Configures the user datagram protocol (UDP) port used to connect the RADIUS server for authentication. The port range is 0 through 65535; the default port is 1812.

protocol

Configures the authentication protocol to be used. Options include CHAP, PAP, and PEAP. The default protocol is CHAP. IPv6 hosts are not supported if PEAP is the configured protocol.

key

Configures the shared secret between the device and the RADIUS server. The default value is "sharedsecret." The key cannot contain spaces and must be from 8 through 40 characters in length. Empty keys are not supported.

retries

Configures the number of attempts permitted to connect to a RADIUS server. The range is 0 through 100, and the default value is 5.

source-interface

Configures a source IP address for RADIUS packets that originate on the device.

timeout

Configures the time to wait for a server to respond.

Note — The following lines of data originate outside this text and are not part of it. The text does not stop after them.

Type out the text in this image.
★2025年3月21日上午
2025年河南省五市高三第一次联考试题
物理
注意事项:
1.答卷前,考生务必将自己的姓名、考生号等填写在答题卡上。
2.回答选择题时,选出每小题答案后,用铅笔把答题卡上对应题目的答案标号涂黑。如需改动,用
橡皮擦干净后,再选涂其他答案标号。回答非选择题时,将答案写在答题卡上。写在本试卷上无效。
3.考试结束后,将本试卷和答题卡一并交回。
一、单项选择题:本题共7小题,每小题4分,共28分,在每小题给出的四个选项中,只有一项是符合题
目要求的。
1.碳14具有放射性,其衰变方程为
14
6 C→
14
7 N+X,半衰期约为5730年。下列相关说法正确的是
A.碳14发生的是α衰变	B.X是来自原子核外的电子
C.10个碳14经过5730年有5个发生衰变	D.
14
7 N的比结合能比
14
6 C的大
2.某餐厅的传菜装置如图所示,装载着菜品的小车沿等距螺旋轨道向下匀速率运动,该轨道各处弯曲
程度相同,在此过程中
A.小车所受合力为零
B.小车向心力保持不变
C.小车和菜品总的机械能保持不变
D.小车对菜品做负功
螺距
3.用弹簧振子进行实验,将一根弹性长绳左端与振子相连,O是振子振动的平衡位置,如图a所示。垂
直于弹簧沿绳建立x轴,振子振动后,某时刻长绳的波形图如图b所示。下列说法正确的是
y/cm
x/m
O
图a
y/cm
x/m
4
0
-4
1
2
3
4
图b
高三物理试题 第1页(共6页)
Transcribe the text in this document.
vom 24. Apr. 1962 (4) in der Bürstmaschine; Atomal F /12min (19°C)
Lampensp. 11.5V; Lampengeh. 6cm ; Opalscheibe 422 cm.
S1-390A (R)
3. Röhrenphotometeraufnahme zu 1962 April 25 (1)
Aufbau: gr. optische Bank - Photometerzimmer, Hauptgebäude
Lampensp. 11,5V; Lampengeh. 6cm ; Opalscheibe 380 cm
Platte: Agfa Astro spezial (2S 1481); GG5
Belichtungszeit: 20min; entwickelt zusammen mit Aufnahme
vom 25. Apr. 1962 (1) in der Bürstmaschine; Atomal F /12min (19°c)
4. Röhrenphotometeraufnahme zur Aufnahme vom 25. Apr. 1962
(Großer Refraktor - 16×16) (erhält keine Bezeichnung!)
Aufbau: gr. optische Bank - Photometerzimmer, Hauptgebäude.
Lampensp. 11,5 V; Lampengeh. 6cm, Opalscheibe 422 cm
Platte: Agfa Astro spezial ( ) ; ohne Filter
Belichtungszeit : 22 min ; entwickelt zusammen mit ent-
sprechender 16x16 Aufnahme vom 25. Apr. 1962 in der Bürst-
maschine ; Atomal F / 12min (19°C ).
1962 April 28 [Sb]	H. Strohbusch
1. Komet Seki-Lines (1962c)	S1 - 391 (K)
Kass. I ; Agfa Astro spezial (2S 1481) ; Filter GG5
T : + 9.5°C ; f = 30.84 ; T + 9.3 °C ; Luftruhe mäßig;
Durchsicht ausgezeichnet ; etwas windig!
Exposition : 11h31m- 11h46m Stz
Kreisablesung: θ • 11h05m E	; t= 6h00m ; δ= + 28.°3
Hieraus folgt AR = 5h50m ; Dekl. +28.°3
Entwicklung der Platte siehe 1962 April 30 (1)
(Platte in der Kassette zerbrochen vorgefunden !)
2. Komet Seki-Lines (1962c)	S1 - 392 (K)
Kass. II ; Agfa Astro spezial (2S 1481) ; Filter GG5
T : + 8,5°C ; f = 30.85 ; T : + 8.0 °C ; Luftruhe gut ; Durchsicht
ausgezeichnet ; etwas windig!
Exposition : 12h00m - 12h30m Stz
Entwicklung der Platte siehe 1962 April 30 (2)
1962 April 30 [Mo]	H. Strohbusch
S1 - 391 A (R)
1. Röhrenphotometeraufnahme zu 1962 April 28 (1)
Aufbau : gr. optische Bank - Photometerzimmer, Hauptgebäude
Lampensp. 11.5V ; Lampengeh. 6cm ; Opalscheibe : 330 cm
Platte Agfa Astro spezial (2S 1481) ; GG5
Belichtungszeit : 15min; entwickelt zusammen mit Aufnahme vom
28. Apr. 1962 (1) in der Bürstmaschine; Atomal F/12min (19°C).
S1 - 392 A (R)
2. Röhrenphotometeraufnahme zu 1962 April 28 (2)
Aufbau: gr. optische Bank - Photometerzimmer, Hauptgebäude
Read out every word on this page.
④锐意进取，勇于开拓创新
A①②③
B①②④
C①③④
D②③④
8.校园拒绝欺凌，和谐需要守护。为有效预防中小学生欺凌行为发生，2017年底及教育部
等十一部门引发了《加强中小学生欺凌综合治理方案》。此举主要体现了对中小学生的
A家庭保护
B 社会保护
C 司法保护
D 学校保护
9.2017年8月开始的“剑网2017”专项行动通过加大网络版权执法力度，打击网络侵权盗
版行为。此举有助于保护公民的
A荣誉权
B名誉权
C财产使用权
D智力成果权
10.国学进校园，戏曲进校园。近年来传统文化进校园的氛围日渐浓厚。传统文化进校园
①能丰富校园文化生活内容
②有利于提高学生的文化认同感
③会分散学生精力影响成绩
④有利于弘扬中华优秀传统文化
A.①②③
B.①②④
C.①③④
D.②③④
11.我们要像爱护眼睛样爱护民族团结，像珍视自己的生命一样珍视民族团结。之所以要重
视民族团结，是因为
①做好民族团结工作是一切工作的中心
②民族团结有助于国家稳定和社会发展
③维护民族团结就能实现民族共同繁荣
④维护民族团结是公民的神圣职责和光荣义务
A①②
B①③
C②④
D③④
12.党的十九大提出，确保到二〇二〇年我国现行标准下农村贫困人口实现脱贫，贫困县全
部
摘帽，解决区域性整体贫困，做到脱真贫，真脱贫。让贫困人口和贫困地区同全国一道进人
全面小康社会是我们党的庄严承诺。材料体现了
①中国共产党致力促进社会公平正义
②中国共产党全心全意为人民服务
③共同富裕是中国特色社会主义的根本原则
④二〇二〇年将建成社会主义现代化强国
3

The range is 1 through 60 seconds. The default value is 5 seconds.

encryption-level

Configures whether the encryption key should be stored in clear-text or in encrypted format. Default is 7 (encrypted). Possible values are 0 or 7, where 0 represents store the key in clear-text format and 7 represents encrypted format.

Note

Note

If you do not configure a shared secret using the key command, the authentication session is not encrypted. The shared secret configured using the key command must match the value configured in the RADIUS configuration file; otherwise, the communication between the server and the device fails.

There may be situations/configurations where SSH server and RADIUS / TACACS+ server timeouts conflict. The default timeout for the SSH server max-login-timeout is 120 seconds. The default timeout for RADIUS / TACACS+ is 5 seconds, with a retry default of 5 attempts, which may create a scenario where the timeout value is 25 seconds.

Administrators should be aware that the following situation can occur:

If AAA Authentication has been configured with the local-authfallback/local option using five RADIUS / TACACS+ servers; and those servers are not reachable, then the login timeout effectively becomes 125 seconds (25 seconds x 5 servers = 125 seconds). Since the default timeout for the SSH server is 120 seconds, the SSH server will timeout before login can succeed, preventing even the admin from logging in.

It is recommended that Administrators evaluate the default timeouts if this scenario is possible, and make the necessary adjustments to the default values for timeout and retry attempts.